Is illicit activity on DeFi low enough to evade regulator interest?
2020 has been a curious year for the crypto-market. While Bitcoin’s halving and its price performance grabbed most of the attention, DeFi wasn’t too far behind either. For weeks, most DeFi projects did exponentially well. However, this wasn’t to last as over the last two months, the sector quickly fell back to earth.
In light of such a dramatic cycle, there are many who look at these projects and platforms with skepticism. In fact, while some believe that DeFi could be the next source of illicit activity, others maintain that regulations are bound to come in. However, it would seem that this hasn’t been the case. According to a recent Chainalysis report, illicit activity in DeFi is low, when compared to the rest of the cryptocurrency ecosystem. Ergo, DeFi enforcement may not exactly be a priority at the moment.
Simply put, these findings reveal that DeFi platforms appear to enjoy lower exposure to illicit activities, than the rest of the cryptocurrency ecosystem in general.
Overall in 2020, just 0.05% of all funds received by DeFi platforms came from addresses associated with criminal activities, while 0.07% of all funds sent by DeFi platforms went to such addresses. This is a minor figure, especially when considering the size of the DeFi market, with over $11.27 billion in Total Value Locked (TVL). Not only that, but 2020 was a year of substantial growth in the DeFi space, with September noting over $26 billion in value received by DeFi protocols.

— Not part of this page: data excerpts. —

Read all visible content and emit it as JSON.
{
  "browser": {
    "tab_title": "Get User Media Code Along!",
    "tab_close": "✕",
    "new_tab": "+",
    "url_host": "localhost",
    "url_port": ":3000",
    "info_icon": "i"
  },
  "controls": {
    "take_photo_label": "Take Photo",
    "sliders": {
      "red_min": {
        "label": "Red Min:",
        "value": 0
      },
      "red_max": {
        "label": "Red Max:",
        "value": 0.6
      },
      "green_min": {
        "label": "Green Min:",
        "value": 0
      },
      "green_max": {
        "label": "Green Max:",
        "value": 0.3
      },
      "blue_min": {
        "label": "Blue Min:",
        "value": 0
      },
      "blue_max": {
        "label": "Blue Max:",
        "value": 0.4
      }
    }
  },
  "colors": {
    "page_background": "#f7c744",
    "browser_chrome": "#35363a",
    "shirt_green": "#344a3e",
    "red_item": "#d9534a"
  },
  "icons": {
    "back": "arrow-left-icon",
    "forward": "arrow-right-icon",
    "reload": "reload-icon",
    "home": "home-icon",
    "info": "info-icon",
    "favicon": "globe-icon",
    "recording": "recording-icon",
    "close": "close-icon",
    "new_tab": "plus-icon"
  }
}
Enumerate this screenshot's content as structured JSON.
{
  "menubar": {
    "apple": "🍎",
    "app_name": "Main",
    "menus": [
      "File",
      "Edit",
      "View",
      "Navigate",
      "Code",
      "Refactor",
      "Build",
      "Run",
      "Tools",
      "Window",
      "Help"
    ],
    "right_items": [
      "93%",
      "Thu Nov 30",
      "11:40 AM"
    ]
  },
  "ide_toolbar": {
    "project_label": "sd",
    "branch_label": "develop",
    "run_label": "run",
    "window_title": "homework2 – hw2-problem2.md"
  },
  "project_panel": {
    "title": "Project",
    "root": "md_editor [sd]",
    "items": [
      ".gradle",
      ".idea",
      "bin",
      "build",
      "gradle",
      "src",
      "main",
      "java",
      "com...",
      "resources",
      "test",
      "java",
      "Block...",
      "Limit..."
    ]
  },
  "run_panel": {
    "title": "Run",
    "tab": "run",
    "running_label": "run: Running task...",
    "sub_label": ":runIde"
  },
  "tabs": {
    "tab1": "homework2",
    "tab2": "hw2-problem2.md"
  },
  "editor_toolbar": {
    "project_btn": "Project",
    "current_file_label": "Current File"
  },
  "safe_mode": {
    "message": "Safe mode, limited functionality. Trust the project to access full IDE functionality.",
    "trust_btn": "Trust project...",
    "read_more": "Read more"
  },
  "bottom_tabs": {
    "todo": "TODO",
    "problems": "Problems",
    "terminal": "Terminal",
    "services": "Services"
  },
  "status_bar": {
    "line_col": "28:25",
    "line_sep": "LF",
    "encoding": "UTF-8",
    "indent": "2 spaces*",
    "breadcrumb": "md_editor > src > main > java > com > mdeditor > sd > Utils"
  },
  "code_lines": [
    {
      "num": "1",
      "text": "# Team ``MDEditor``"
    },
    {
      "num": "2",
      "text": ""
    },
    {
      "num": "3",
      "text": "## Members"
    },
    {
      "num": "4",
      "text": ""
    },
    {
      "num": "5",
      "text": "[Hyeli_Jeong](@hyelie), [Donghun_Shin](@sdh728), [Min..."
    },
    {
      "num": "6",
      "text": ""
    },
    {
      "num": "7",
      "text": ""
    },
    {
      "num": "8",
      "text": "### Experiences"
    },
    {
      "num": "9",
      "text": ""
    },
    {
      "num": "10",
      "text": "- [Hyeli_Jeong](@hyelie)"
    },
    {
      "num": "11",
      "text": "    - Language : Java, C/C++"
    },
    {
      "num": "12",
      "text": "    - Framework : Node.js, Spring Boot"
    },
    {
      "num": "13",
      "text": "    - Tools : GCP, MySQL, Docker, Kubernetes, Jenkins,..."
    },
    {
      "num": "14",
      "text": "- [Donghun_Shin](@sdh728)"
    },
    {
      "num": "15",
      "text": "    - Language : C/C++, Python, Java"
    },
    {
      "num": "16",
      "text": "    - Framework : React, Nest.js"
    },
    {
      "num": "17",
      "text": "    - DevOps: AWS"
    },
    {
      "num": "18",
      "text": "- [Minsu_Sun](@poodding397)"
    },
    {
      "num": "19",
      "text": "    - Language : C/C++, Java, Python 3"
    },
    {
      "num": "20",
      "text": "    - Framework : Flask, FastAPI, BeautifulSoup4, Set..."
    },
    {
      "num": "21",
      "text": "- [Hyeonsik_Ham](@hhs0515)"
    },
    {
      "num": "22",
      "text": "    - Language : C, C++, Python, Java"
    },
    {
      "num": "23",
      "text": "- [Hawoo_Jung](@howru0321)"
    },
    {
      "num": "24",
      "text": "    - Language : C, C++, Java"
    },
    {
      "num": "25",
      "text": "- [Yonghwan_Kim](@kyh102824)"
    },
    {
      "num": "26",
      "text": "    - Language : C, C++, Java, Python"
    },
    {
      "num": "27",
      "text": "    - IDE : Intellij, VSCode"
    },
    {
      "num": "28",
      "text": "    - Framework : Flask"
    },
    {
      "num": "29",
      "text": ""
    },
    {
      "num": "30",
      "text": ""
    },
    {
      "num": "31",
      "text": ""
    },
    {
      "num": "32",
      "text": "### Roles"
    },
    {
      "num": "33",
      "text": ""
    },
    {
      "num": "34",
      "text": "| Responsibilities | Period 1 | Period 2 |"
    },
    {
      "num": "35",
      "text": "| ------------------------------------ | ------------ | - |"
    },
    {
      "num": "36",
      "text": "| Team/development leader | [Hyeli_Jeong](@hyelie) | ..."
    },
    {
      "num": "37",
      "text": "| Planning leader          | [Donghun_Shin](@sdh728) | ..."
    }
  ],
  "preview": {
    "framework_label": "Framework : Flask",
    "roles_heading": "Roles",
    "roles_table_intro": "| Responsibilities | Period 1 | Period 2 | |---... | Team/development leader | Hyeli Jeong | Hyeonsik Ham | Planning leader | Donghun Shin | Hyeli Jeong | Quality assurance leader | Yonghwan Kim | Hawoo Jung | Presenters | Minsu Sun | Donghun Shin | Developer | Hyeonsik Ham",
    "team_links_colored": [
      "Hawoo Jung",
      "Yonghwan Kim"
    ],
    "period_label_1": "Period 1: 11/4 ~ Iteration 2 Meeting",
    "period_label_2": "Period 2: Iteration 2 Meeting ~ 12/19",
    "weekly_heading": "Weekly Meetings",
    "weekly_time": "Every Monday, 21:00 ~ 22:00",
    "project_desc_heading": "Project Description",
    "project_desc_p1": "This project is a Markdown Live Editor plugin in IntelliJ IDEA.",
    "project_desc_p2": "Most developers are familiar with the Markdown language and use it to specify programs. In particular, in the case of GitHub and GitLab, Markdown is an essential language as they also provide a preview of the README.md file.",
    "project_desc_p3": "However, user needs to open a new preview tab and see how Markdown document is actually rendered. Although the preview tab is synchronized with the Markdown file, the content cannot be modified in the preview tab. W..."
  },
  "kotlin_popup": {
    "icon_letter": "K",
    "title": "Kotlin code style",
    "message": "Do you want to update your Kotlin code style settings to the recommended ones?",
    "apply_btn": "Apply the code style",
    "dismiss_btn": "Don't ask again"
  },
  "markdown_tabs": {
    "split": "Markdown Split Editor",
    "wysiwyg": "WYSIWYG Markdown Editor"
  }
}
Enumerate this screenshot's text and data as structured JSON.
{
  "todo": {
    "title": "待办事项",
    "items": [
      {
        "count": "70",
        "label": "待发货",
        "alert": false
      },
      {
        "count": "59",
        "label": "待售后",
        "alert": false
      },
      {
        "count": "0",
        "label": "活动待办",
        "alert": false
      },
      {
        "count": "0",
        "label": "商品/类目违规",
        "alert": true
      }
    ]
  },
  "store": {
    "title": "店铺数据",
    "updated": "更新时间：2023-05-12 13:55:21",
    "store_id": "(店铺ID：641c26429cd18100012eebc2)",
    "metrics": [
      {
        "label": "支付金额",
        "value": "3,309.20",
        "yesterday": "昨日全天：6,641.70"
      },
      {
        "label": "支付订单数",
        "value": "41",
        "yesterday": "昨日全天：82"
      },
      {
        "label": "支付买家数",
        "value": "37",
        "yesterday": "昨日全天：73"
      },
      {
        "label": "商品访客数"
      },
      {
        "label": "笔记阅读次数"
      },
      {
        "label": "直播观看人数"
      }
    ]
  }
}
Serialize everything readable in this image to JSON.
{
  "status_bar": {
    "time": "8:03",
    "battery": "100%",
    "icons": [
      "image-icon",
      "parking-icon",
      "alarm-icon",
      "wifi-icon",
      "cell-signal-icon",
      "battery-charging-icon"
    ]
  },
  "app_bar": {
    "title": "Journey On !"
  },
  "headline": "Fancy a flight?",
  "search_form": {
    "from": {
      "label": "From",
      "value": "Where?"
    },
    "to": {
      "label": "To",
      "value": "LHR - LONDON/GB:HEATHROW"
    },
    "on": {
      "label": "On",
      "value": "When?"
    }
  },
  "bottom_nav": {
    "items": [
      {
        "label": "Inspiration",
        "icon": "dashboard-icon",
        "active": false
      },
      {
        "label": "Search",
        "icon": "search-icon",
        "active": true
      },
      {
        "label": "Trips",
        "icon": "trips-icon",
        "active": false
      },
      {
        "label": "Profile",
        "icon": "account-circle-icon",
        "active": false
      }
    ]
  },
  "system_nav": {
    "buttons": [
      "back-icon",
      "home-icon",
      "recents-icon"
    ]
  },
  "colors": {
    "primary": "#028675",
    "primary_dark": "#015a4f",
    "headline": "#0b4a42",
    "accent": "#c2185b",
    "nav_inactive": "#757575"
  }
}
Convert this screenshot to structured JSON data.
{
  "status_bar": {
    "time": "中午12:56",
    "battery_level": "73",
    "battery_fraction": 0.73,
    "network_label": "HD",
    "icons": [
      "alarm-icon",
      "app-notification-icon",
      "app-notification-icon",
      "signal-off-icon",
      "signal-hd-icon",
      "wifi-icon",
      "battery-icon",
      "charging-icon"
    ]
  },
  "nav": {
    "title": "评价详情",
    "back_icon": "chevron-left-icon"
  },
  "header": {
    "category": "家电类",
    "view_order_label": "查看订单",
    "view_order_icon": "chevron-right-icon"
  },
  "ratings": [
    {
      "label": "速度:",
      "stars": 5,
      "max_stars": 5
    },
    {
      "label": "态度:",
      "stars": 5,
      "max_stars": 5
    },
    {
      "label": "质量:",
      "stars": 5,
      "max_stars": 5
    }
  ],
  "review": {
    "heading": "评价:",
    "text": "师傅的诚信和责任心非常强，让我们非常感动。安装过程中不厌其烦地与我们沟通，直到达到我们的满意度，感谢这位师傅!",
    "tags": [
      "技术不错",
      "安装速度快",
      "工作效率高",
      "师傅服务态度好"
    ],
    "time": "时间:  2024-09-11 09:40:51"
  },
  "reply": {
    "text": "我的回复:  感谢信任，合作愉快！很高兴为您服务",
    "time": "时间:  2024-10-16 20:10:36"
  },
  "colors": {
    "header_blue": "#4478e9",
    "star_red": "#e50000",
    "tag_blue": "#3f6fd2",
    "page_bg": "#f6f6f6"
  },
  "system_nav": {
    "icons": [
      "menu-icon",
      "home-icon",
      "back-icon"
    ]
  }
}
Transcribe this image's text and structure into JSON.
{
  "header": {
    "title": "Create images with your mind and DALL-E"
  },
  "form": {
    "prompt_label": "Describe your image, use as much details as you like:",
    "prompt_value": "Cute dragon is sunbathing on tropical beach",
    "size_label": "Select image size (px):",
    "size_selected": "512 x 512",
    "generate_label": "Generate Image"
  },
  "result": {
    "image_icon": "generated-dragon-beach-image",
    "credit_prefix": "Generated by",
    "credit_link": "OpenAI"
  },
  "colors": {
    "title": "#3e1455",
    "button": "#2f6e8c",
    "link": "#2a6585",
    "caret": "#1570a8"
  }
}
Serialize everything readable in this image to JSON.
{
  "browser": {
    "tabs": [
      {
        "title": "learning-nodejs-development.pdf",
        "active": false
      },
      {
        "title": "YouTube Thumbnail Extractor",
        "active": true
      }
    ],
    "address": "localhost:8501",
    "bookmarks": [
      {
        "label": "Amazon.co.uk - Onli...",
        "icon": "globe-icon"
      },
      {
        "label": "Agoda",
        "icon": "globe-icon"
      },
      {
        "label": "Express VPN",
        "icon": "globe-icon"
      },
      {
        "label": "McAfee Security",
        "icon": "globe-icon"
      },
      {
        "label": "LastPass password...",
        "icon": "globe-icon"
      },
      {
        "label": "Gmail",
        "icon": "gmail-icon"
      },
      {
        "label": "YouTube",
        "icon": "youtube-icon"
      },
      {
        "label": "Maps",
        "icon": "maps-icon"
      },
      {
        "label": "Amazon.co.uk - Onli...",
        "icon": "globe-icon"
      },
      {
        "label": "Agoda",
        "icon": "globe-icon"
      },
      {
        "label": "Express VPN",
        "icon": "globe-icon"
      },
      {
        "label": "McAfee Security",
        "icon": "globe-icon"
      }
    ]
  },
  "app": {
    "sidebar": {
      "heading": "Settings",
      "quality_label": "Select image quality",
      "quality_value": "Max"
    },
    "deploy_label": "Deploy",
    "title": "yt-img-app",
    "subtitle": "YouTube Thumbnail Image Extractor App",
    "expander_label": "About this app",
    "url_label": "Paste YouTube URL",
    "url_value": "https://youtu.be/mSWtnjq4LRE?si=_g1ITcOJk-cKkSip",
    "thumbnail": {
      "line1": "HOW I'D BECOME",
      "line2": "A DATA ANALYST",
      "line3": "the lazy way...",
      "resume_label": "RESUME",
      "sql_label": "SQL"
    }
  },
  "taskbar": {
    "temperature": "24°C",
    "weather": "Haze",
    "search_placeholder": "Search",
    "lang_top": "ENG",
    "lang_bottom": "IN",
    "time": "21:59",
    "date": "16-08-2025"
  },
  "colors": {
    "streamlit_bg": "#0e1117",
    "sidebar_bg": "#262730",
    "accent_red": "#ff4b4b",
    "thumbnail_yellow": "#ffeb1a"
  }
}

However, one needs to bear in mind that hackers do launder money through Decentralized Exchanges (DEXs) after hitting a wall with Centralized Exchanges (CEXs).
The most recent example of the same was the movement of funds by the Kucoin Hacker. As reported by Elliptic, over $19 million worth of funds were sold on DEXs, of which over $10 million were sold on UniSwap alone.
With this in mind, it is likely that the percentage of funds associated with illicit activities would increase much more if compared to DEXs alone, primarily UniSwap. Such a comparison, in all honesty, might draw further attention to the need for KYC AML on DeFi platforms.
This will be an issue as some users believe DeFi platforms don’t behave as active intermediaries in the same way other cryptocurrency platforms do. According to them, the space shouldn’t be subject to the same regulations such as the Bank Secrecy Act, Securities laws, and other compliance requirements.
The consensus, ergo, is that DeFi must implement a customized protocol modeled along the lines of a traditional compliance program so that if the day were to come, the space will be in a better position if and when regulators plan to clamp down on the industry.